Algorithmic causal structure emerging through compression
Liang Wendong, Simon Buchholz, Bernhard Schölkopf
TL;DR
The paper investigates how causal and symmetric structures can emerge from data compression when data originate from multiple environments and intervention targets are unknown. It introduces algorithmic causality, modeling causal mechanisms as CFMPs implemented by Turing machines, and uses UFCC-based finite codebook bounds to select causal directions by minimizing total code length. Through theoretical results and case studies on causal factorizations and symmetries, it demonstrates that compression-driven model selection can reveal causal structure even without identifiability. The empirical and theoretical findings suggest that large-scale models, such as language models, may exhibit emergent algorithmic causality as a by-product of data compression and shared mechanisms.
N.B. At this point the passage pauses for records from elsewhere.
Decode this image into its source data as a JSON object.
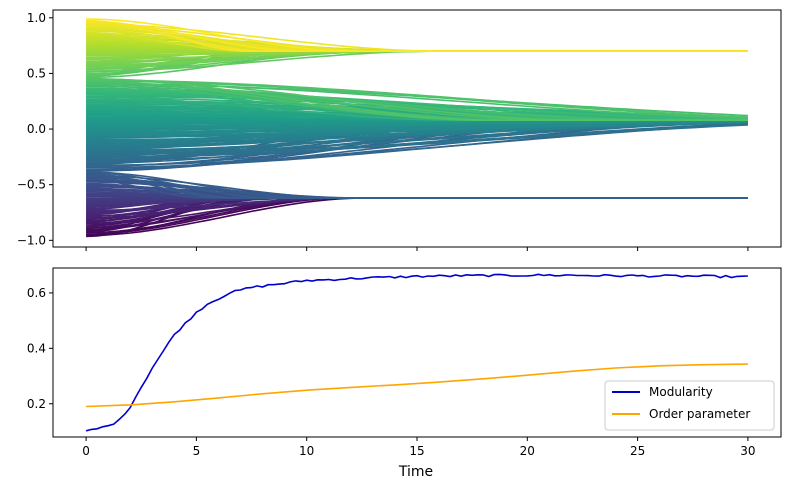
{
  "chart_data": [
    {
      "type": "line",
      "title": "",
      "xlabel": "",
      "ylabel": "",
      "xlim": [
        -1.5,
        31.5
      ],
      "ylim": [
        -1.06,
        1.07
      ],
      "xticks": [
        0,
        5,
        10,
        15,
        20,
        25,
        30
      ],
      "show_xtick_labels": false,
      "yticks": [
        -1.0,
        -0.5,
        0.0,
        0.5,
        1.0
      ],
      "ytick_labels": [
        "−1.0",
        "−0.5",
        "0.0",
        "0.5",
        "1.0"
      ],
      "colormap": "viridis",
      "grid": false,
      "x_range": [
        0,
        30
      ],
      "clusters": [
        {
          "initial_min": -0.97,
          "initial_max": -0.38,
          "final": -0.62,
          "count": 70,
          "convergence_time": 9
        },
        {
          "initial_min": -0.38,
          "initial_max": 0.46,
          "final": 0.08,
          "count": 110,
          "convergence_time": 28
        },
        {
          "initial_min": 0.46,
          "initial_max": 0.99,
          "final": 0.7,
          "count": 60,
          "convergence_time": 12
        }
      ]
    },
    {
      "type": "line",
      "title": "",
      "xlabel": "Time",
      "ylabel": "",
      "xlim": [
        -1.5,
        31.5
      ],
      "ylim": [
        0.08,
        0.69
      ],
      "xticks": [
        0,
        5,
        10,
        15,
        20,
        25,
        30
      ],
      "yticks": [
        0.2,
        0.4,
        0.6
      ],
      "legend": "lower-right",
      "grid": false,
      "series": [
        {
          "name": "Modularity",
          "color": "#0000cd",
          "x": [
            0,
            0.5,
            1,
            1.5,
            2,
            2.5,
            3,
            3.5,
            4,
            4.5,
            5,
            5.5,
            6,
            6.5,
            7,
            7.5,
            8,
            9,
            10,
            11,
            12,
            13,
            14,
            15,
            16,
            17,
            18,
            19,
            20,
            21,
            22,
            23,
            24,
            25,
            26,
            27,
            28,
            29,
            30
          ],
          "values": [
            0.1,
            0.11,
            0.12,
            0.14,
            0.19,
            0.26,
            0.33,
            0.39,
            0.45,
            0.49,
            0.53,
            0.56,
            0.58,
            0.6,
            0.61,
            0.62,
            0.625,
            0.635,
            0.645,
            0.648,
            0.652,
            0.655,
            0.657,
            0.66,
            0.661,
            0.662,
            0.663,
            0.663,
            0.664,
            0.664,
            0.664,
            0.663,
            0.662,
            0.662,
            0.661,
            0.661,
            0.66,
            0.659,
            0.658
          ]
        },
        {
          "name": "Order parameter",
          "color": "#ffa500",
          "x": [
            0,
            2,
            4,
            6,
            8,
            10,
            12,
            14,
            16,
            18,
            20,
            22,
            24,
            26,
            28,
            30
          ],
          "values": [
            0.19,
            0.196,
            0.207,
            0.221,
            0.236,
            0.249,
            0.259,
            0.268,
            0.278,
            0.29,
            0.303,
            0.317,
            0.329,
            0.337,
            0.341,
            0.343
          ]
        }
      ]
    }
  ]
}
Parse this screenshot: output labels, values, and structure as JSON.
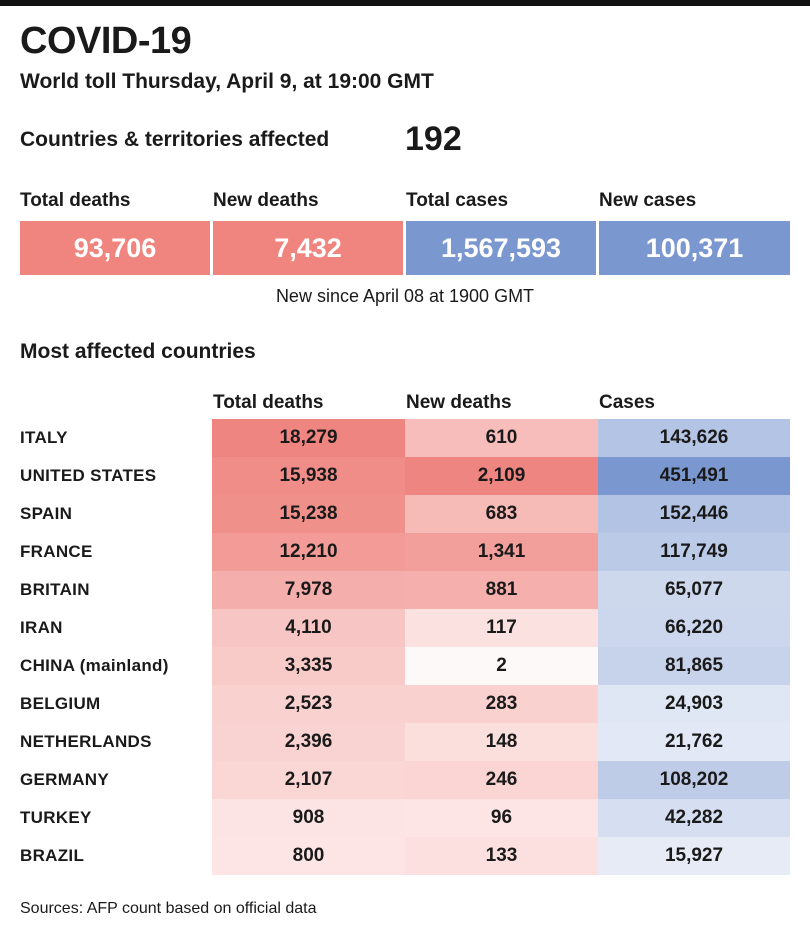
{
  "header": {
    "title": "COVID-19",
    "subtitle": "World toll Thursday, April 9, at 19:00 GMT"
  },
  "affected": {
    "label": "Countries & territories affected",
    "value": "192"
  },
  "summary": {
    "items": [
      {
        "label": "Total deaths",
        "value": "93,706",
        "color": "#f0847f"
      },
      {
        "label": "New deaths",
        "value": "7,432",
        "color": "#f0847f"
      },
      {
        "label": "Total cases",
        "value": "1,567,593",
        "color": "#7a97d0"
      },
      {
        "label": "New cases",
        "value": "100,371",
        "color": "#7a97d0"
      }
    ],
    "note": "New since  April 08 at 1900 GMT"
  },
  "table": {
    "title": "Most affected countries",
    "headers": [
      "Total deaths",
      "New deaths",
      "Cases"
    ]
  },
  "colors": {
    "deaths_scale": "#ef8580",
    "cases_scale": "#7a97d0",
    "top_bar": "#111111"
  },
  "chart_data": {
    "type": "table",
    "title": "Most affected countries",
    "columns": [
      "Total deaths",
      "New deaths",
      "Cases"
    ],
    "rows": [
      {
        "country": "ITALY",
        "total_deaths": "18,279",
        "new_deaths": "610",
        "cases": "143,626",
        "td": 18279,
        "nd": 610,
        "c": 143626
      },
      {
        "country": "UNITED STATES",
        "total_deaths": "15,938",
        "new_deaths": "2,109",
        "cases": "451,491",
        "td": 15938,
        "nd": 2109,
        "c": 451491
      },
      {
        "country": "SPAIN",
        "total_deaths": "15,238",
        "new_deaths": "683",
        "cases": "152,446",
        "td": 15238,
        "nd": 683,
        "c": 152446
      },
      {
        "country": "FRANCE",
        "total_deaths": "12,210",
        "new_deaths": "1,341",
        "cases": "117,749",
        "td": 12210,
        "nd": 1341,
        "c": 117749
      },
      {
        "country": "BRITAIN",
        "total_deaths": "7,978",
        "new_deaths": "881",
        "cases": "65,077",
        "td": 7978,
        "nd": 881,
        "c": 65077
      },
      {
        "country": "IRAN",
        "total_deaths": "4,110",
        "new_deaths": "117",
        "cases": "66,220",
        "td": 4110,
        "nd": 117,
        "c": 66220
      },
      {
        "country": "CHINA (mainland)",
        "total_deaths": "3,335",
        "new_deaths": "2",
        "cases": "81,865",
        "td": 3335,
        "nd": 2,
        "c": 81865
      },
      {
        "country": "BELGIUM",
        "total_deaths": "2,523",
        "new_deaths": "283",
        "cases": "24,903",
        "td": 2523,
        "nd": 283,
        "c": 24903
      },
      {
        "country": "NETHERLANDS",
        "total_deaths": "2,396",
        "new_deaths": "148",
        "cases": "21,762",
        "td": 2396,
        "nd": 148,
        "c": 21762
      },
      {
        "country": "GERMANY",
        "total_deaths": "2,107",
        "new_deaths": "246",
        "cases": "108,202",
        "td": 2107,
        "nd": 246,
        "c": 108202
      },
      {
        "country": "TURKEY",
        "total_deaths": "908",
        "new_deaths": "96",
        "cases": "42,282",
        "td": 908,
        "nd": 96,
        "c": 42282
      },
      {
        "country": "BRAZIL",
        "total_deaths": "800",
        "new_deaths": "133",
        "cases": "15,927",
        "td": 800,
        "nd": 133,
        "c": 15927
      }
    ]
  },
  "footer": {
    "source": "Sources:  AFP count based on official data"
  }
}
This framework offers a complementary lens to Pearlian causality, focusing on regularities captured by algorithmic minimality rather than interventions alone.
Abstract
We explore the relationship between causality, symmetry, and compression. We build on and generalize the known connection between learning and compression to a setting where causal models are not identifiable. We propose a framework where causality emerges as a consequence of compressing data across multiple environments. We define algorithmic causality as an alternative definition of causality when traditional assumptions for causal identifiability do not hold. We demonstrate how algorithmic causal and symmetric structures can emerge from minimizing upper bounds on Kolmogorov complexity, without knowledge of intervention targets. We hypothesize that these insights may also provide a novel perspective on the emergence of causality in machine learning models, such as large language models, where causal relationships may not be explicitly identifiable.